Why do you despise Flatpaks?
I have read that each flatpak is isolated from the host running in a sandbox.
Is a flatpak in general not more secure compared to a "normal" package build for one OS?
Moot point IMHO. You may have malicious Flatpaks that are sandboxed and therefore they cannot access your home directory by default but they can trick you and obtain access to your crypto wallet and wipe it out. Already happened.
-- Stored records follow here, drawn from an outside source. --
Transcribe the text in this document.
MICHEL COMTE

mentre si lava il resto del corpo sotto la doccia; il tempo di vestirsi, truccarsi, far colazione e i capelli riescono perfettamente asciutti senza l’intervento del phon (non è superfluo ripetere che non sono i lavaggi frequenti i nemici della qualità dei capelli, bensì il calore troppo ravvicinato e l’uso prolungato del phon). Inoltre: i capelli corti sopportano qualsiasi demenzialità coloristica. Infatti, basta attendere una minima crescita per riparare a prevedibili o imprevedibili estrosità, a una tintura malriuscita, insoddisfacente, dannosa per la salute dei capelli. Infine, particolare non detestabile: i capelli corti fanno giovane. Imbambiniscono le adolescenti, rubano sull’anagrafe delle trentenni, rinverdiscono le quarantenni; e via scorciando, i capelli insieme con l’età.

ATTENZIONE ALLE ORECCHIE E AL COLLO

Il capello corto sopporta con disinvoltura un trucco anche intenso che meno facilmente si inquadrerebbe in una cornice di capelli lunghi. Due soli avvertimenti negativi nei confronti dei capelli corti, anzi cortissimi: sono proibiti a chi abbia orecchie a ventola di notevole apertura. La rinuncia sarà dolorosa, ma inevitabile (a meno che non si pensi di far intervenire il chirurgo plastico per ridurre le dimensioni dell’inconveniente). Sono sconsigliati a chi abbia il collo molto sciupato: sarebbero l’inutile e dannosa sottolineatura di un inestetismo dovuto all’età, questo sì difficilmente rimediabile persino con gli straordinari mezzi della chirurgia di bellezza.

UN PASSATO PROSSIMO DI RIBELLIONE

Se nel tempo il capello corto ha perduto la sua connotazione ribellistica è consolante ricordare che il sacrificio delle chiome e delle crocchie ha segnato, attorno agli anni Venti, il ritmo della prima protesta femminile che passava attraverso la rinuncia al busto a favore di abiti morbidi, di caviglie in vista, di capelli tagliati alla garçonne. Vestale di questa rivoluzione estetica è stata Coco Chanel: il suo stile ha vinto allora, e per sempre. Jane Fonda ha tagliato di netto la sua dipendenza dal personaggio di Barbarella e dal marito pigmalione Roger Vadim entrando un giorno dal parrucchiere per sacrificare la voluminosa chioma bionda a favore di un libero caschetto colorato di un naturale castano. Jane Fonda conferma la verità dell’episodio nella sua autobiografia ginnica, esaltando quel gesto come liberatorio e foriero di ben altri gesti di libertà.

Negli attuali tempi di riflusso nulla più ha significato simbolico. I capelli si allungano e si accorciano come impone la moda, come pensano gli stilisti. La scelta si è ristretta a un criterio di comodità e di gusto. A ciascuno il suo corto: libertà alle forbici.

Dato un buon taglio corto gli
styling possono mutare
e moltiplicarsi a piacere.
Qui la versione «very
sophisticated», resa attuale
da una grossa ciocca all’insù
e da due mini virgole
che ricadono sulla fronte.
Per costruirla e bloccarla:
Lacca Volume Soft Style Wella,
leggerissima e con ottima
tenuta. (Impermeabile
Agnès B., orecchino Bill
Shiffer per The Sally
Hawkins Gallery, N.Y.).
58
In short, your system is as secure as you make it.
 
Why do you despise Flatpaks?
I have read that each flatpak is isolated from the host running in a sandbox.
Is a flatpak in general not more secure compared to a "normal" package build for one OS?
And of course it is a waste of space since all the shared libs are no longer shared. This also affects RAM usage since you don't share libs in RAM anymore.
And now consider that every single app now needs its own copy of libs that are normally in the system... especially if the lib versions are incompatible? or on the off chance if lib versions are actually compatible? For me, that's a deal breaker with Flatpaks, Snaps, AppImage, and whatnot. I'd rather compile from sources and optimize from that angle.
 
I don't like the fact that everything is supposed to be contained, which means you are keeping multiple copies of libs as mentioned above, but then you seem to be bringing in random stuff like a load of nvidia flatpak dependencies as well! It's just messy in my eyes. I have always just stuck to the native package format of any OS, maybe I am just getting old and don't like change ;)
 
People will start to release stuff as VMware images, so we all can share.
I was considering making a VirtualBox appliance with SageMath... but it's my personal itch to make it run on FreeBSD. After all, FreeBSD makes it rather easy to compile ports with EVERYTHING turned on. I just don't want to do a Linux appliance and end up with a $500 calculator that somebody will probably release on bittorrent soon.
 
Why do you despise Flatpaks?
I have read that each flatpak is isolated from the host running in a sandbox.
Is a flatpak in general not more secure compared to a "normal" package build for one OS?
Flatpaks try to solve the packaging problem of having to ship to dozens of Linux distros. They weren't designed with security in mind and may be worse in this aspect for at least 2 reasons:
1. They require kernel features like unprivileged user namespaces that have had security issues in the past. Now web browsers require it so we gotta live with it anyway.
2. Flatpaks aren't updated that often and lots of flatpaks in Flathub are unofficial.

I prefer distro packages when available because they at least have some security scrutiny.

For some large GUI applications Flatpaks make sense. I use containers a lot for other stuff.

I don't get why Ubuntu tries to push Snaps when everybody ships .deb packages for their distro. Flatpaks benefit mostly distros will less users.